Ans. This is serious and needs attention. Your worry as a parent is natural and necessary. You would need to understand why the decline started in the first place in 8th Std. There could be number of reasons for such a decline at such an age. The first and simplest explanation is that he is distracted due to involvement with technology and the development of bad habits such as gaming on mobile and watching and passing time with TV. If he is not worried about his decline- being a good student in the past- it is yet a bad sign of something serious. He might be addicted to it by now for it almost two years he is indulging in it. The second reason is the fact that he finding some specific difficulty in some subject(s), such as science and maths, social studies or languages. If this is the case get him a tutor at home for the subject, after discussions. The confusion about choice of career could be due to this fact of difficulty in subjects. We can help with an aptitude test for career planning. The third reason could be a mild order depression that must have crept in without the knowledge of anyone. This needs attention immediately. Please call up on the numbers mentioned here and fix an appointment on a suitable date and time. Don’t worry- we will take care of it.
Alisha.
Q. I love a boy since school and we were planning for marriage. I love him very much and he too loves me a lot. We are best friends and always chatting and sharing everything about each other. We are both working people and have good careers and are ambitious. Now suddenly he has an offer for going abroad for better job and future. He is very happy about the new job and I am also happy for him. But I fear he will go away from me and I will lose him. He is very excited about it and keeps talking about it. He says he will look for a job for me too but I don’t know why I am feeling he should not go for this job. My parents may not allow me to go abroad for work and if he does not come back from abroad, we will separate it seems. This thought is worrying me a lot and I can’t sleep with this idea. Please guide me madam.

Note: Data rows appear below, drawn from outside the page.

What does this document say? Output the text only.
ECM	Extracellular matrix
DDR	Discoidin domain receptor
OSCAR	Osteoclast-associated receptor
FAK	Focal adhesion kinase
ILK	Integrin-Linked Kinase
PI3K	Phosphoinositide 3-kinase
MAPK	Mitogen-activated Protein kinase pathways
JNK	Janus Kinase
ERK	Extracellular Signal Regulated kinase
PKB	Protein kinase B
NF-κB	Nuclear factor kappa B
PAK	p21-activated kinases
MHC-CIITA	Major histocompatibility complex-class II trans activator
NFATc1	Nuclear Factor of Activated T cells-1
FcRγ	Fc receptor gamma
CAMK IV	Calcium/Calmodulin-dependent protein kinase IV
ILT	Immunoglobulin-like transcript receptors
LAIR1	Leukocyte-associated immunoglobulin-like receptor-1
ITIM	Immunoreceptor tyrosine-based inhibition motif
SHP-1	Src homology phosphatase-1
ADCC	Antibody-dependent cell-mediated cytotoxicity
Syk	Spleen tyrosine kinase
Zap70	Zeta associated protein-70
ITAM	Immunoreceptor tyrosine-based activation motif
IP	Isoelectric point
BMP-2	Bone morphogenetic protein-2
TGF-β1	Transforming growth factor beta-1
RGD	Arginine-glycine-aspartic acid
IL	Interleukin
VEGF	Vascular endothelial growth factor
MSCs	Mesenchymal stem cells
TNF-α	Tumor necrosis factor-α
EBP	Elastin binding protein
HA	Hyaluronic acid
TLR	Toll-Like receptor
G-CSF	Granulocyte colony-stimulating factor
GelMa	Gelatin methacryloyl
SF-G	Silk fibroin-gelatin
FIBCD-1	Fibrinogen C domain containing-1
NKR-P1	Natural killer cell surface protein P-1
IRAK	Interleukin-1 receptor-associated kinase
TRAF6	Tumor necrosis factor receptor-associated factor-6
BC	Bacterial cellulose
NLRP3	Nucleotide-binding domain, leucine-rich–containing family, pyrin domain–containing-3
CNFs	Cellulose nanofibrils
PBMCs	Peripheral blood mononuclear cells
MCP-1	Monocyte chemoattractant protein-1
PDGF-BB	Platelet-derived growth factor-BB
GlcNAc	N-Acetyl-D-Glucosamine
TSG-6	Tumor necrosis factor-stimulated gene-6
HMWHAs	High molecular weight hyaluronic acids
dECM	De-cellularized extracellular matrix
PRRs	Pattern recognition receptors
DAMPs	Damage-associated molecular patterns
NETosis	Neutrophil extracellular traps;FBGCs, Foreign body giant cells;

Ans. This type of a situation may generally generate some anxiety as your life will certainly change once he leaves the country and goes for better opportunity. You feel your life has suddenly taken a turn since it was so set and steady since school days. You both have a long history of friendship and love and according to me the bonds don’t break so easily with one twist of fate. It certainly changes colour and the dynamics of the relationship changes but it all depends on how mature both of you are and how deep is your understanding with each other. If you understand the nature and needs of his personality and have faith and trust in him then things will move in the correct way and path. Both of you are ambitious and want to work hard for a good future. One suggestion could be to marry before he leaves for his new job, is he so agrees with it. If he does not want to marry now, then trust him and let him go. He will work out something for you as well as both of you. Stop worrying and put your faith in him. Your excessive worry and doubt should not become a source of dampness for him, so cheer up and participate in his happiness. Look forward to better times and accept thigs as they come. If you handle the situation with a mature mind, it will go a long way for you and him both.